Чтобы втолкнуть в топку Обжоры еще семь трупов, часовым пришлось основательно потрудиться, утрамбовывая тела лопатой и стальным прутом, предназначенным для чистки Обжоры. Наконец сталкеры были присыпаны слоем угля, а Обжора ровно и сыто гудела. Часовые замерли по обеим сторонам топки в ожидании новых приказов.

– Уф! А здесь становится жарко. – Корбут вытащил платок и вытер вспотевший лоб. – Надо будет установить хоть какую-то вентиляцию. Как думаешь, Тельманчик?

– Надо… Будет.

– Да на тебе лица нет. Что-то случилось?

– Ничего, товарищ Корбут. Все в порядке. Все в полном порядке.

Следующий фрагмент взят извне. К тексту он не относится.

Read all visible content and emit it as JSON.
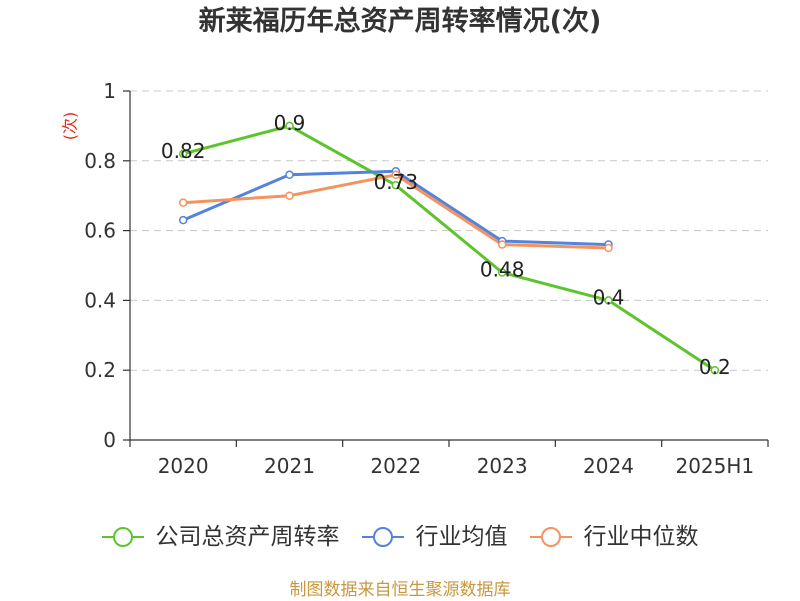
{
  "chart_data": {
    "type": "line",
    "title": "新莱福历年总资产周转率情况(次)",
    "ylabel": "(次)",
    "categories": [
      "2020",
      "2021",
      "2022",
      "2023",
      "2024",
      "2025H1"
    ],
    "ylim": [
      0,
      1
    ],
    "yticks": [
      0,
      0.2,
      0.4,
      0.6,
      0.8,
      1
    ],
    "grid": true,
    "legend": "bottom",
    "series": [
      {
        "name": "公司总资产周转率",
        "color": "#5ec42e",
        "show_labels": true,
        "values": [
          0.82,
          0.9,
          0.73,
          0.48,
          0.4,
          0.2
        ]
      },
      {
        "name": "行业均值",
        "color": "#5383dc",
        "show_labels": false,
        "values": [
          0.63,
          0.76,
          0.77,
          0.57,
          0.56,
          null
        ]
      },
      {
        "name": "行业中位数",
        "color": "#f5935f",
        "show_labels": false,
        "values": [
          0.68,
          0.7,
          0.76,
          0.56,
          0.55,
          null
        ]
      }
    ]
  },
  "source_note": "制图数据来自恒生聚源数据库",
  "colors": {
    "title": "#333333",
    "ylabel": "#e8281c",
    "source_note": "#c9973f",
    "axis": "#333333",
    "grid": "#c8c8c8",
    "label": "#222222"
  }
}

– Просто Михаил Андреевич. Мы ведь друзья.

Грохнули два выстрела. Корбут почти не целился, но один часовой замертво рухнул с дыркой точно в центре лба, другой получил пулю в плечо. Попытался скрыться за горой пепла, но пара выстрелов в спину оборвала его муки.

– Твоя очередь, товарищ Ахунов. – Профессор ткнул стволом пистолета ассистенту в грудь. – Будешь рассказывать мне про компартию или сразу займешься делом?

Ахунов бросился к печи.

– Я мигом. Я моментально. Все сделаю.

Возвращаясь к дрезине, Корбут вновь принялся рассуждать о перспективах генетических экспериментов. Тельман едва находил в себе силы, чтобы кивать головой в знак согласия и изредка поддакивать.

Только на подъезде к станции профессор сменил тему.

– Я не зверь, Тельман. Я – ученый и… Человек. А люди ошибаются. Учатся на ошибках. Кто знает, может, лет этак через десять, когда суперсолдаты станут железным кулаком нашей партии, мы будем вспоминать эту поездку как страшный сон. Идти на жертвы во имя науки – наш удел, наша великая миссия, наше проклятие. Ты понимаешь, о чем я?

– Я буду молчать, Михаил Андреевич. Никто ничего не узнает. Мы продолжим опыты и добьемся результата, которого ждет от нас товарищ Москвин и Коммунистическая Партия Московского Метрополитена.

– Все верно, товарищ Ахунов. Все верно. Остаются мелочи. Напишешь на мое имя подробный рапорт о том, что экспедиция, отправленная на «Щелково-Агрохим», потерпела неудачу. Никто не вернулся. Генсека это разозлит меньше, чем частичные потери. Нет тел – нет дел. Что касается часовых с блокпоста… Они, положим, дезертировали. Будь так любезен, шепни об этом начальнику станции. И оружие. Позаботься о нем. Спрячь.